Which is annoying, because some of the puzzles can be quite fun. One music-based puzzle for example is almost Sesame Street-like and is actually entertaining, and another where you have to transform Ungh into various animals to proceed is amusing. Indeed, all of Fire is quite sweet and wacky, so it’s hard to have too much of a go at it. I’ll try my best though, since the music puzzle is ruined by having a key piece of the puzzle hidden unless you do something totally unrelated, at which point you can magically just click on the item and it falls down. The internal logic of the game is totally frustrating - sometimes the problem is that Ungh can’t reach an item, but other times the player can just grab things for him anyway. Even if I were to write Fire off as a kid’s game, kids still deserve consistency with their gaming. Heck, I’m pretty sure six-year-olds are less forgiving of this type of rule-making-up than older gamers.
The pains in the arse continue with the inability to save or the total absence of any kind of hints. The lack of a save system is particularly annoying. The game “checkpoints” between areas, and if you know what you’re doing none of the areas last very long admittedly, but that’s all irrelevent - it’s an adventure game! I want to f***ing save! I don’t want to have to redo every action just because I got totally stuck at the end of a level trying to put a hole in a bat and so went to play Dark Souls II instead to calm myself down! I’m not joking!

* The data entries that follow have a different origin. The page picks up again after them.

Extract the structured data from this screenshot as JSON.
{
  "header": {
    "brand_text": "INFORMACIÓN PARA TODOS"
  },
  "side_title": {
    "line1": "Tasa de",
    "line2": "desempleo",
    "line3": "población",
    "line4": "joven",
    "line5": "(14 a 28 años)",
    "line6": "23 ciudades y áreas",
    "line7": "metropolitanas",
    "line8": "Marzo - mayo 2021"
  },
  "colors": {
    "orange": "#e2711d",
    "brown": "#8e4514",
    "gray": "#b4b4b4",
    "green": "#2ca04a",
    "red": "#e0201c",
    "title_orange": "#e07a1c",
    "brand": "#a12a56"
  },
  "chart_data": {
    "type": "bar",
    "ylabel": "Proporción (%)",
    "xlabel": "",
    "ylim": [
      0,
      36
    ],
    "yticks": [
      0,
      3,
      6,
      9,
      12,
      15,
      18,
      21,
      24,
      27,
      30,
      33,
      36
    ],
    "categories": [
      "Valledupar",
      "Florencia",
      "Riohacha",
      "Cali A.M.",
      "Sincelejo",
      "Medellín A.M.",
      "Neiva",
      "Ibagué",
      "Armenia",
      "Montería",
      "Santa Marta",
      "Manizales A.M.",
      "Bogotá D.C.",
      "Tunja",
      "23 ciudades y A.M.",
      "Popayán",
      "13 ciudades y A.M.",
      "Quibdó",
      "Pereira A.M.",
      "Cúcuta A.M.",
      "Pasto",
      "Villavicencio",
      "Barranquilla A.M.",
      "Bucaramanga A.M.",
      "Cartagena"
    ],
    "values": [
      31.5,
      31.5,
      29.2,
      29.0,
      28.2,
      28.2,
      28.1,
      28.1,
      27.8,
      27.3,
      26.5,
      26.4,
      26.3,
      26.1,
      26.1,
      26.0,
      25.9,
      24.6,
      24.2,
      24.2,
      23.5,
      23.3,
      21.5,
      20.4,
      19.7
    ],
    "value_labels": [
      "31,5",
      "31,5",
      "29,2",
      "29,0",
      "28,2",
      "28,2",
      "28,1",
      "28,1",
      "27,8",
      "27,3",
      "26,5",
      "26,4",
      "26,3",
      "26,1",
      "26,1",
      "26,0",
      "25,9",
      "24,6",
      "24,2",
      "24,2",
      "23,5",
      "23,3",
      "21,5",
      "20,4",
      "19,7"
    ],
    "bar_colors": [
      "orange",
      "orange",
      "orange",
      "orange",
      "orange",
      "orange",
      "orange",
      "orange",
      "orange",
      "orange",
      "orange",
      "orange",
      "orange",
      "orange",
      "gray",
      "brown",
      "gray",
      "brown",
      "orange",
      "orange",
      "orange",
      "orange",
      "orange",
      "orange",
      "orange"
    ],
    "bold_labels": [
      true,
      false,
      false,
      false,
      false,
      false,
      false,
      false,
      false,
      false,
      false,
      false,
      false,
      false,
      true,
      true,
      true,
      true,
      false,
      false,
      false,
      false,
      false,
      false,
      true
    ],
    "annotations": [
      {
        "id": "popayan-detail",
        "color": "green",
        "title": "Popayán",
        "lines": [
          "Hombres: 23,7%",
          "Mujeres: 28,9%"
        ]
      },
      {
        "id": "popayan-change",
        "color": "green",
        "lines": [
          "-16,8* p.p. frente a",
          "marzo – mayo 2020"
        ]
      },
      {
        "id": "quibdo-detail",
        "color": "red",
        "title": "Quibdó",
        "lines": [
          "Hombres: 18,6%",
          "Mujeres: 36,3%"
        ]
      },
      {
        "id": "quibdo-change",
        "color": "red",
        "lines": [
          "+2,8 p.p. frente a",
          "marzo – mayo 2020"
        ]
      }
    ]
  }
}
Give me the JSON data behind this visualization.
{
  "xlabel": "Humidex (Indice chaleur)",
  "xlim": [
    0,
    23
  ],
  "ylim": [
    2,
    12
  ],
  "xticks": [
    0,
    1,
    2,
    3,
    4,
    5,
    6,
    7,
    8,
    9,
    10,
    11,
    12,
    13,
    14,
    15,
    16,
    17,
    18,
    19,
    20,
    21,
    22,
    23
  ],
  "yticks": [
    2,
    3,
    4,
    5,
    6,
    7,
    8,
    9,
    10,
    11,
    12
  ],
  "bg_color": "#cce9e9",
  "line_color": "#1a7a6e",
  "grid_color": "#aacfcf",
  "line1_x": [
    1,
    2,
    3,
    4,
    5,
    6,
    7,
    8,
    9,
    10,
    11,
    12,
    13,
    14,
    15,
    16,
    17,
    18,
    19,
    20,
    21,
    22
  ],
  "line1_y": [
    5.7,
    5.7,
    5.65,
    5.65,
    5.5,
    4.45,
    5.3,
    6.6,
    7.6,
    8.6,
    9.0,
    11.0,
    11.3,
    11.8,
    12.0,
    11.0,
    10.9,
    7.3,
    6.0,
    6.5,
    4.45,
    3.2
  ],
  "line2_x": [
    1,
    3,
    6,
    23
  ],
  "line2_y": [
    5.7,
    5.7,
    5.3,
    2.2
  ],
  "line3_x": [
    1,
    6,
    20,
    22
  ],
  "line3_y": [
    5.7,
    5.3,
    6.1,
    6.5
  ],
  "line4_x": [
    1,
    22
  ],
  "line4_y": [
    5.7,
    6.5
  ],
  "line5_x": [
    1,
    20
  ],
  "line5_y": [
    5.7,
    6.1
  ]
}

The absence of hints though means that if stuck you have two choices - click around fruitlessly for half an hour to see if something works or clicks into place, or go looking for a walkthrough. Or quit the game, uninstall it and go play Machinarium instead. Fire is really utterly unhelpful, and Ungh’s useless question mark sign popping out of his head animation is the 2015 equivalent of the classic unhelpful “that doesn’t work” from the worst ’90s adventures. Still, at least pressing spacebar shows up interactive objects. The music and graphics are sweet as well, if both pretty basic. Yep, that’s the extent of my praise for Fire. Hope you enjoyed it.
FIRE VERDICT
Fire is a sweet, innocent adventure with a very kid-friendly style, and it hurts me to kick it in the teeth. But I will. Behind those innocent looks lies a very basic adventure, with no story, no dialogue, no characters, no personality, and no satisfaction. The puzzles are amusing but cheap, relying on the player clicking everything a million times in every order until something works, with no hints to help out and no mid-level save to compound problems. When you solve a puzzle the fact that you had to do everything humanly possible in the game first yields deeply unsatisfying gameplay, and the lack of consistency with rules (does Ungh have to be able to reach something or can the player magically assist?) muddles things further. Unless you’re looking for a quick cheap adventure to play on iPad I cannot recommend Fire at all… and it’s not even on iPad.
TOP GAME MOMENT
The Muppets-like jungle music puzzle.
Good vs Bad
- The look is very sweet, and the music is quite nice
- Despite some imaginative puzzles the design is actually quite cheap, relying on you to click literally everything a million times
- No hints or mid-level save system sends you Alt-Tabbing to get a walkthrough the moment you get stuck
- No consistent rules - can the player grab things for Ungh or not?